July 6, 2015
By Ken McCauley
The Renewable Fuel Standard (RFS) is critical for small, rural farms in America’s heartland. The renewable fuel industry stimulates job growth, spurs investment and drives down costs at the pump. Why, then, do so many oppose this critical component to domestic renewable fuel growth?
According to the Environmental Protection Agency (EPA), Congress established the RFS to promote energy security by increasing the percentage of domestic renewable fuels (like ethanol) used in transportation fuel. The RFS led to the emergence of a burgeoning biofuels industry, harnessing the energy from natural, domestic products like corn to produce ethanol. The program works by imposing a yearly requirement on refiners and importers of fuel to include an increasing percentage of renewable fuel, called Renewable Volume Obligations (RVOs).
Each year since enactment, the RVOs were to be slightly increased, as the industry adjusted and infrastructure and technology were developed to keep up. However, in recent years, the EPA has dropped the ball. The agency neglected to issue RVOs for the past three years, causing confusion and uncertainty in the marketplace.
In late May, the EPA finally released its proposed RVO numbers for 2014, 2015 and 2016. The levels were much lower than Congress intended when it passed the standard in 2005. The comment period on the proposed levels extends until July 27. We must urge the EPA to reconsider and push for higher levels.
The initial enactment of the RFS spurred companies to invest billions into the industry, causing renewable fuel production to triple, driving oil import levels down to their lowest in decades and significantly decreasing our carbon emissions into the atmosphere. However, EPA’s failure to issue RVOs in a timely manner has had a chilling effect on the industry, causing investment to shrink by almost $14 billion in the past two years and putting American jobs at risk.
American farmers stepped up when called upon, increasing production levels of corn ethanol to meet the growing standards. We restructured our production plants and ways of life to help wean the United States off foreign oil from unfriendly nations, resulting in billions being injected into a new industry. But now, the EPA is submitting to the demands of Big Oil — with newly proposed RVOs disappointing, at best — after not issuing standards for the past three years. Instead of letting the oil industry rewrite the rules of renewable fuel, the EPA should uphold its end of the deal.

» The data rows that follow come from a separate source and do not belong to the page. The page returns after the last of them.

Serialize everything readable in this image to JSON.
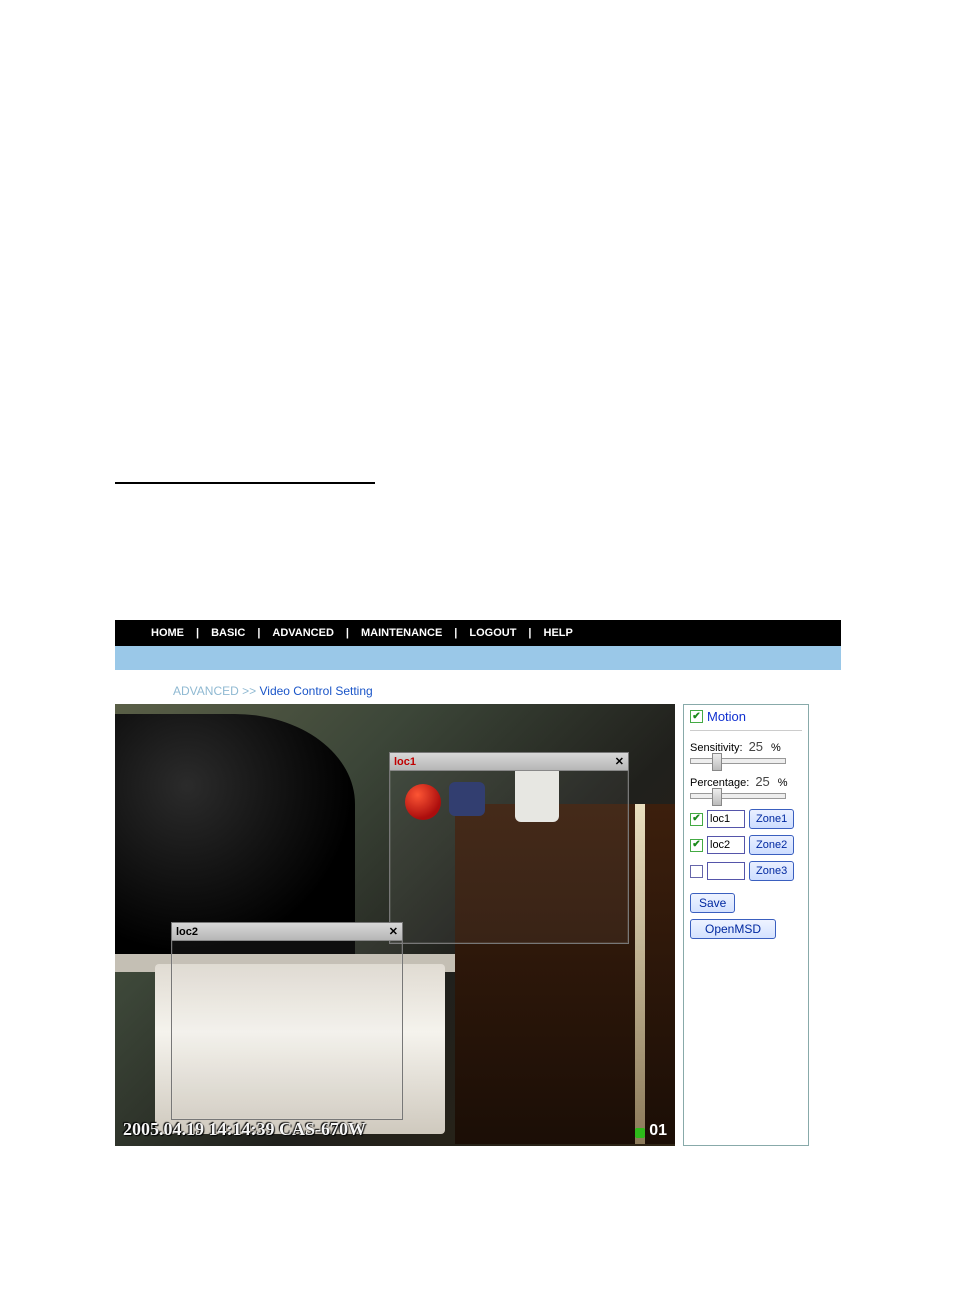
{
  "nav": {
    "items": [
      "HOME",
      "BASIC",
      "ADVANCED",
      "MAINTENANCE",
      "LOGOUT",
      "HELP"
    ]
  },
  "breadcrumb": {
    "section": "ADVANCED",
    "sep": ">>",
    "page": "Video Control Setting"
  },
  "video": {
    "overlay_text": "2005.04.19 14:14:39 CAS-670W",
    "overlay_count": "01",
    "zone1_label": "loc1",
    "zone2_label": "loc2",
    "close_glyph": "✕"
  },
  "panel": {
    "motion_label": "Motion",
    "sensitivity": {
      "label": "Sensitivity:",
      "value": "25",
      "unit": "%",
      "pos_pct": 25
    },
    "percentage": {
      "label": "Percentage:",
      "value": "25",
      "unit": "%",
      "pos_pct": 25
    },
    "zones": [
      {
        "checked": true,
        "name": "loc1",
        "btn": "Zone1"
      },
      {
        "checked": true,
        "name": "loc2",
        "btn": "Zone2"
      },
      {
        "checked": false,
        "name": "",
        "btn": "Zone3"
      }
    ],
    "save_label": "Save",
    "openmsd_label": "OpenMSD"
  }
}
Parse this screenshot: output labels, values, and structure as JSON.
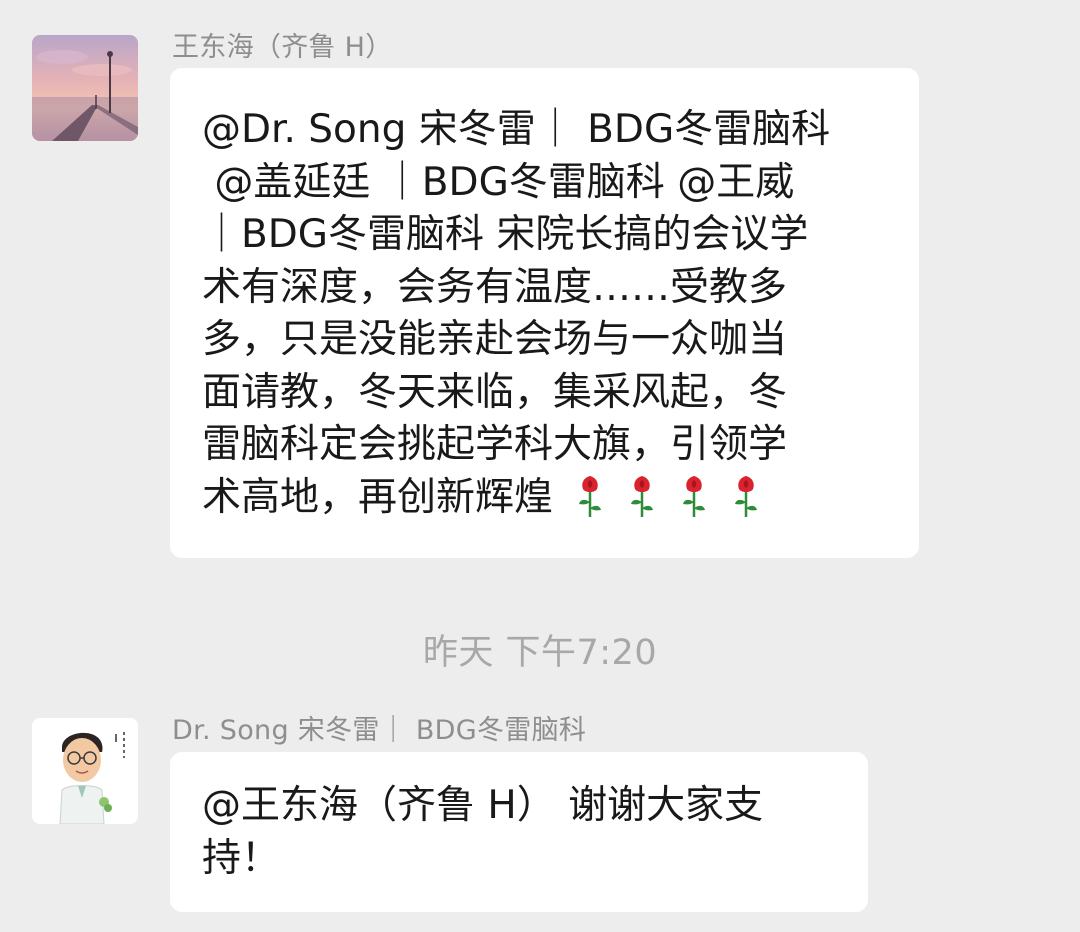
{
  "messages": [
    {
      "sender": "王东海（齐鲁 H）",
      "avatar_icon": "pier-sunset-avatar-icon",
      "lines": [
        "@Dr. Song 宋冬雷｜ BDG冬雷脑科",
        " @盖延廷 ｜BDG冬雷脑科 @王威",
        "｜BDG冬雷脑科 宋院长搞的会议学",
        "术有深度，会务有温度……受教多",
        "多，只是没能亲赴会场与一众咖当",
        "面请教，冬天来临，集采风起，冬",
        "雷脑科定会挑起学科大旗，引领学",
        "术高地，再创新辉煌"
      ],
      "emoji_icon": "rose-icon",
      "emoji_count_note": "4 roses"
    },
    {
      "sender": "Dr. Song 宋冬雷｜ BDG冬雷脑科",
      "avatar_icon": "doctor-cartoon-avatar-icon",
      "lines": [
        "@王东海（齐鲁 H） 谢谢大家支",
        "持！"
      ]
    }
  ],
  "timestamp": "昨天 下午7:20",
  "colors": {
    "background": "#ededed",
    "bubble": "#ffffff",
    "name": "#8e8e8e",
    "timestamp": "#a8a8a8",
    "rose_red": "#d9232e",
    "rose_stem": "#2e8b3a"
  }
}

A recent economic impact report commissioned by Fuels America tracked the data, showing that the RFS has stimulated $4.1 billion dollars in economic activity annually in Kansas.
The renewable fuel industry supports 16,620 jobs and generates $1 billion in wages annually in Kansas. It has created job growth for the tens of thousands of people who work on the 400,000 farms across America that grow corn. Of last year’s total corn production, a staggering 35 percent of the 14 billion bushels of domestic corn production went to produce corn ethanol.
Cuts in the RVO will have serious consequences across the board, specifically in the American heartland, and would adversely impact our agricultural economy. It could have ripple effects on the rest of our economy, as well, with higher prices at the pump. Environmentally, it could lead to a reversal of the past decade of decreases in carbon dioxide emissions into the atmosphere.
The RFS represents a highly successful energy policy that has created American jobs, decreased our reliance on foreign fuel and contributed to a cleaner environment. We must encourage the EPA to reconsider and reinstate strong renewable fuel volumes, for the good of our economy, our national security and our environment.